Short History of World War II - James L. Stokesbury [51]
The whole episode has been argued ever since. It was brutal, to many it appeared merely spiteful, and it may well have been unnecessary. But whatever else it did, it showed one thing: Britain would fight. The war was not over yet.
9. The Battle of Britain
ADOLF HITLER STOOD TRIUMPHANT on the continent of Europe; he was master from the Neimen to the Pyrénées, from the North Cape to Sicily. No one for a century and a half had done what he had just done. His chief enemy may always have been Slavdom, or bolshevism, and the campaign in the West no more than a diversion of his true direction; in spite of all the words written about him, and quoting him, no one knows for sure. If he was just another military opportunist, then he had worked wonders; if his true aim was the Heartland of the World Island, then he had made a grievous mistake and like Caesar, grievously would he answer for it.

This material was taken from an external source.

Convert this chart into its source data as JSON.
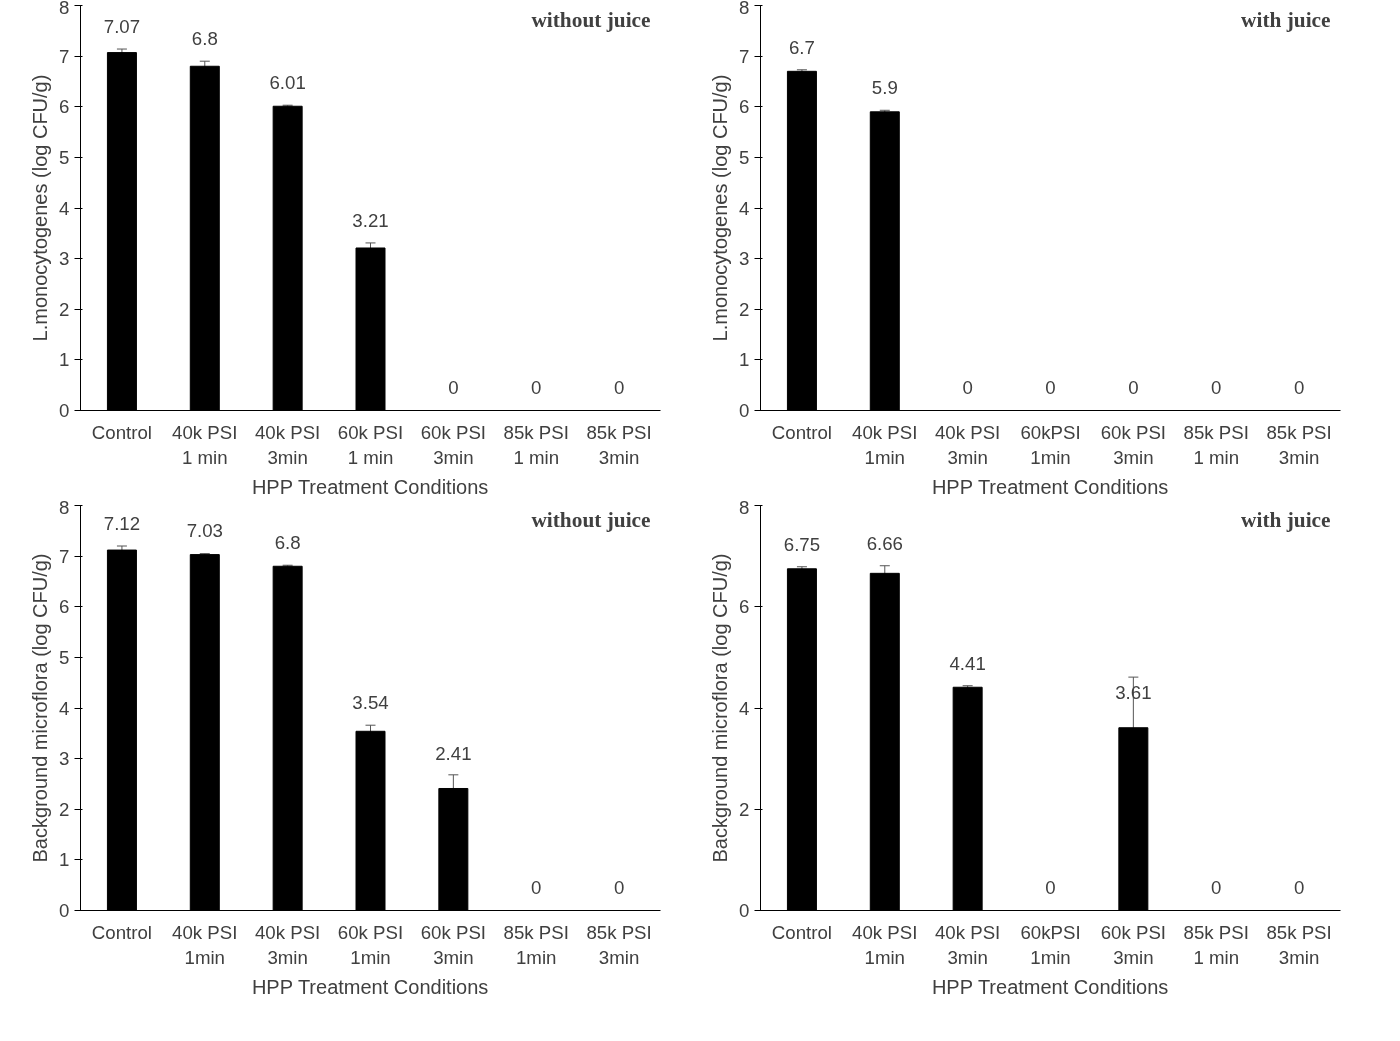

As the leader who defeated the world’s greatest military power in six weeks, his mark on history was already made. What next?
There remained England, aloof across the “greatest anti-tank ditch in the world.” That twenty miles of water had once been a highway for invasion: Romans, Angles, Saxons, Jutes, Danes, Vikings, Normans, and Dutch William had all used it freely; for a millennium England was one of the most invaded countries in history. But then the English had put their house in order and their faith in a powerful navy, and the highway of invasion became an impassable barrier to it. This was not the Ardennes. Philip II, Louis XIV, and Napoleon had all gazed across that narrow body of water, failed to cross it, and turned elsewhere in disgust. The French, when they were not trying to cross it, did their best to disregard it; it was only La Manche, “the sleeve.” But to Englishmen it became more than the Channel, it became the “English Channel.” Now once again it stood between them and conquest.

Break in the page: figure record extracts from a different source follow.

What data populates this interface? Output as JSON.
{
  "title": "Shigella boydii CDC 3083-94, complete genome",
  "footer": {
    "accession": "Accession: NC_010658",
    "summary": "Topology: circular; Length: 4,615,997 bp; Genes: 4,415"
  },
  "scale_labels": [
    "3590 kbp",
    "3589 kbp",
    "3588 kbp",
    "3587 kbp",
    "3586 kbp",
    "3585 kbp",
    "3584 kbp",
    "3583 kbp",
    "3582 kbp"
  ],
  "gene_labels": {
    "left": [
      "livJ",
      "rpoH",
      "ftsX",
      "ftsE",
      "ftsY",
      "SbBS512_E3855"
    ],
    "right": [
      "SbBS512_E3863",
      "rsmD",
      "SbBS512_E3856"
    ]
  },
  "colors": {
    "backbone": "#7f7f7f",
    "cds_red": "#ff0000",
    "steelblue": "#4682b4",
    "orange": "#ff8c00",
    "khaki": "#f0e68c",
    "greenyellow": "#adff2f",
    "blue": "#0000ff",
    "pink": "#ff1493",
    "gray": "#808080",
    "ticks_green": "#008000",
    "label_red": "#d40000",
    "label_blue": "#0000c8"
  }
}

In truth, it was about all that did stand between them and Hitler. While Churchill in the Commons was rallying his country with words that might well have been lifted from Shakespeare—“Come the three corners of the world in arms and we shall shock them”—Englishmen were desperately looking for weapons to fight with. They dug holes in the fields to plant stakes against gliders; they organized a Home Guard, “Dad’s Army,” the newspapers called it; the hunt clubs of the southeastern counties turned out with their shotguns and fowling pieces, to be photographed wearing self-conscious looks of grim determination. The army rescued from Dunkirk was busy re-equipping and reorganizing; every day’s new production from the factories was precious—yet at the height of the battle, Churchill would send the last seventy tanks off to Egypt; he later said, “I have not become the King’s First Minister to preside over the liquidation of the British Empire.”
Tanks, in the final reckoning, made little difference. If it ever came to using seventy tanks against the Germans the game would already have been lost. What counted now was whether or not the Royal Navy could hold the Channel: “It is upon the navy, under the good providence of God, that the wealth, safety, and strength of the kingdom do chiefly depend….” For two hundred and fifty years the navy had never let down its guard. In time of danger it had always coalesced in the Channel and it had always held. Now to the question, Could the navy hold the Channel? had to be added, Could the Royal Air Force hold the air over the Channel?
The problems faced by both sides were enormous, and they had never been faced before. Never in history had one nation tried to defeat another from the air. The whole Battle of Britain was so new, and in the end such a near-run thing, that it is probably the most tantalizing of all the single episodes of World War II.